Oil prices have dropped more than $100 a barrel from an all-time high of $147.27 hit in July.
U.S. light crude for January delivery was down 64 cents to $46.15 a barrel by 1139 GMT (6:39 a.m. EST). It earlier touched a low of $45.30, the lowest since February 9, 2005.
London Brent crude was down 61 cents at $44.83.
Oil's fall since July has echoed the global economy's slide toward recession and tracked global stock market trends.
"With the oil market looking at equity markets for guidance, you need these to stabilize first before the oil market itself can recover," said Harry Tchilinguirian, analyst at BNP Paribas.
"Most days, you look at S&P futures (U.S. equity futures) in the morning and you get a hint of what crude futures will do," he said.

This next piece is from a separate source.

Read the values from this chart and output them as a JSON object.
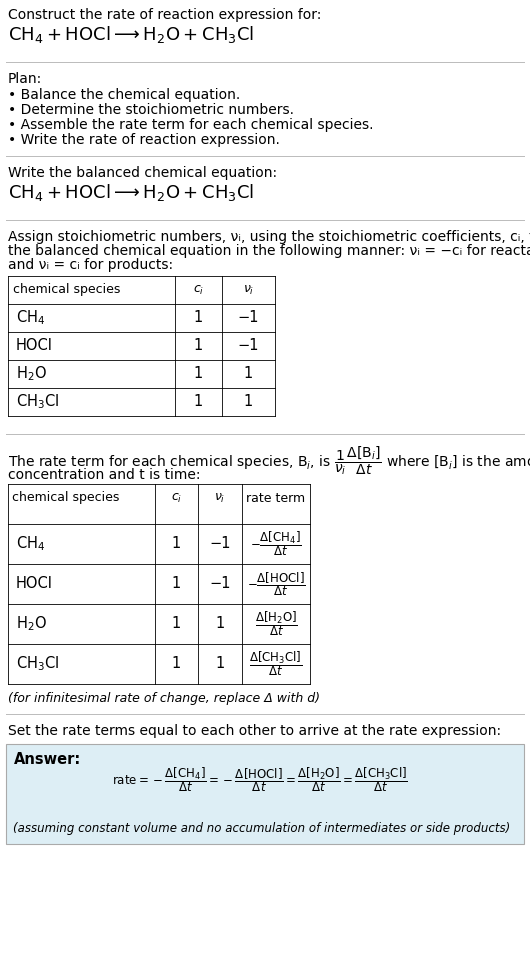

He said supply/demand factors such as OPEC supply cuts and winter demand did not appear to be on the agenda at the moment.
European central banks are expected to cut interest rates on Thursday to try to restore some vitality to their feeble economies. [nHKG108699]
Sweden's central bank has cut by a record 175 basis points, prompting speculation of dramatic cuts elsewhere.
Oil producer group OPEC will consider another round of output curbs to try to defend prices when it next meets on December 17 in Algeria.
"For sure we will cut in Oran (Algeria)," Qatar's oil minister Abdullah al-Attiya said on Wednesday.
Oil rose briefly on Wednesday when U.S. Energy Information Administration data revealed an unexpected fall in fuel inventories last week in the world's top energy consumer.
Crude stocks, for example, fell 400,000 barrels in the week to November 28, against an expected 1.7 million barrels build.
Stocks of gasoline and distillates, which include heating oil, also showed surprise falls.
But U.S. refinery utilization fell 1.9 percentage points to 84.3 percent of capacity against a predicted rise of 0.2 percentage point, pointing to weak demand.
"Refiners began to cut processing rates significantly," Jan Stuart, economist in New York for UBS, said in a report.